By day three of the meeting there was a noticeable drop in energy, as good intentions gave way to informal conversations and jet lag. Fewer people could be seen walking to and from posters. Conversations seemed to be longer and less focused. Attendees sought out familiar faces, seeking refuge from the massive amounts of information being presented.

Standing in the RIKEN booth as the meeting’s pace slackened, I started to think about Japan’s place within the international landscape of brain science. There was some truth in Dr. Iriki’s comment about Japanese researchers’ bonsai approach to science. Many researchers from Japan omit the overarching hypothesis that knits together data from the presentations, and I often walked away from a poster or slide wondering what the larger point was. Cultural differences in the approach to research might mediate how data are introduced to and interpreted by the international audience.

Japanese science might be seen at supportive, less risky, or uncreative, yet this was not entirely what I saw in the posters. It was fun and the questions driving the work seemed to be shaped by the social contexts in which the researchers were raised. The work on children’s responses to peer presence in learning situations is a good example. Studies on brand addiction or peer pressure within a positive moral setting are not likely to have emerged from the United States because there the individual remains the primary subject of most cognitive research.
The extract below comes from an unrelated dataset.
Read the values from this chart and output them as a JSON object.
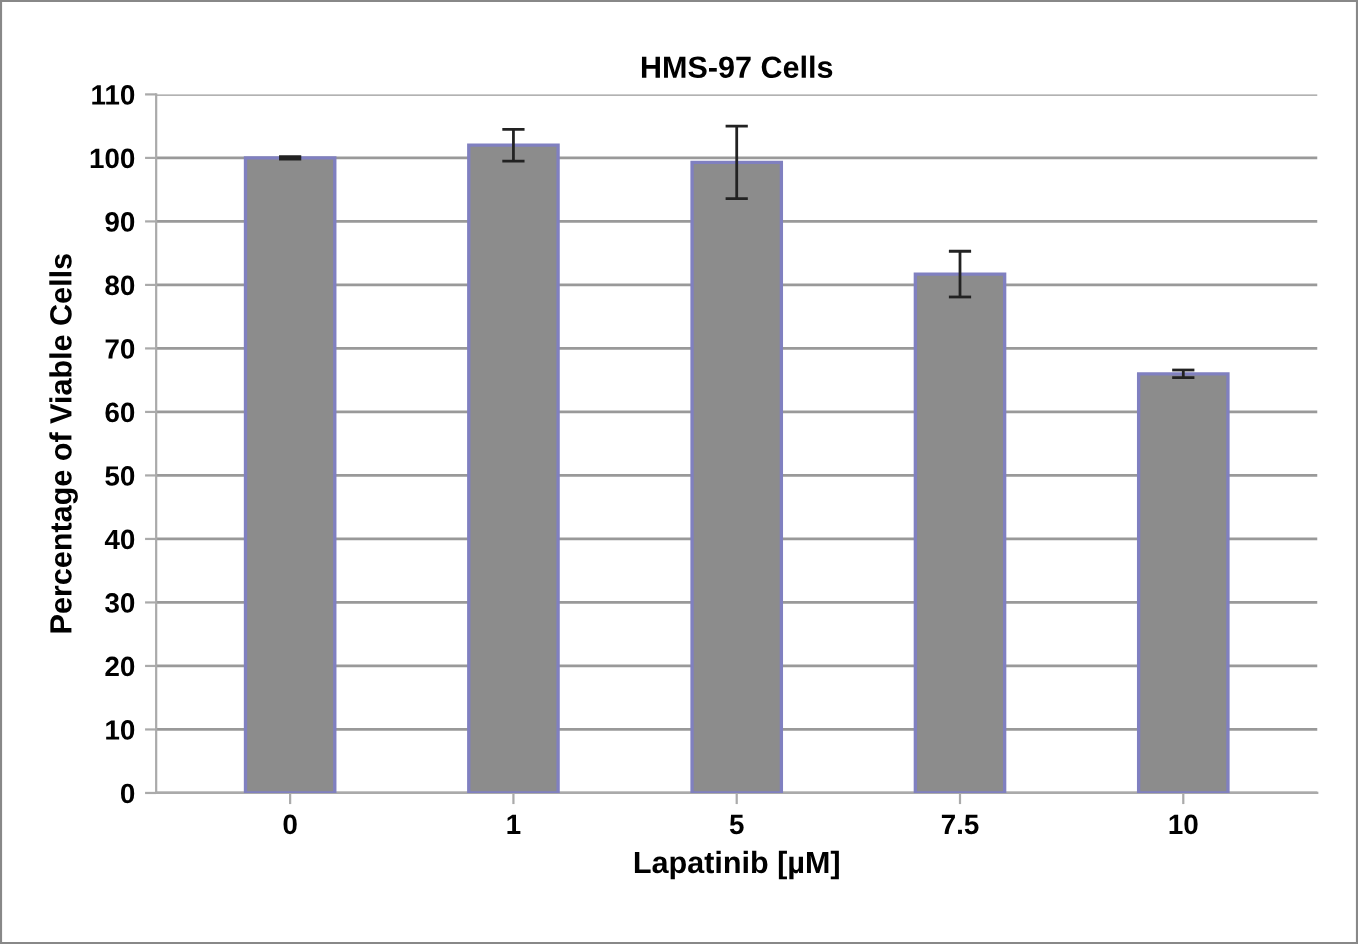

Unlike the basic and academic researching systems in the United States, which pin research to funding sources, Japanese laboratory heads are evaluated by results. Researchers in North America must present clear stories that connect anticipated results with specific social and scientific goals before the work is conducted. This helps gather support and shape the means for evaluation, i.e. one paper per grant. And, as long as the lab is funded, it remains open. For the time being, Japanese lab heads are funded for long-term research plans, not for individual projects. They are able to control how the work is done, and shape their stories as the data emerges over a prolonged period. Their work is assessed according to the way the work has developed and the communication of interim results is often more focused on raw data than on merit. I suspect that more Japanese researchers will be less reluctant to communicate untested ideas as the competition for funding heats up in Japan.

As I pondered the future of Japanese neuroscience, a former student of the institute stopped by the RIKEN booth to relax. She was tired of standing at posters and eager to meet old friends. As the young Swiss researcher sank into the sofa, I asked her about Japanese researchers and the research they present.

It seems the stories get lost in translation. “Sometimes, it is hard to see where they are coming from. I looked at a poster of a colleague and did not understand the work,” she said laughingly, “and we worked together.” She added that she is eager to return to Japan, because learning the stories is what opens the doors to truly novel findings.


Bonnie Lee La Madeleine is program coordinator for the RIKEN Brain Science Institute.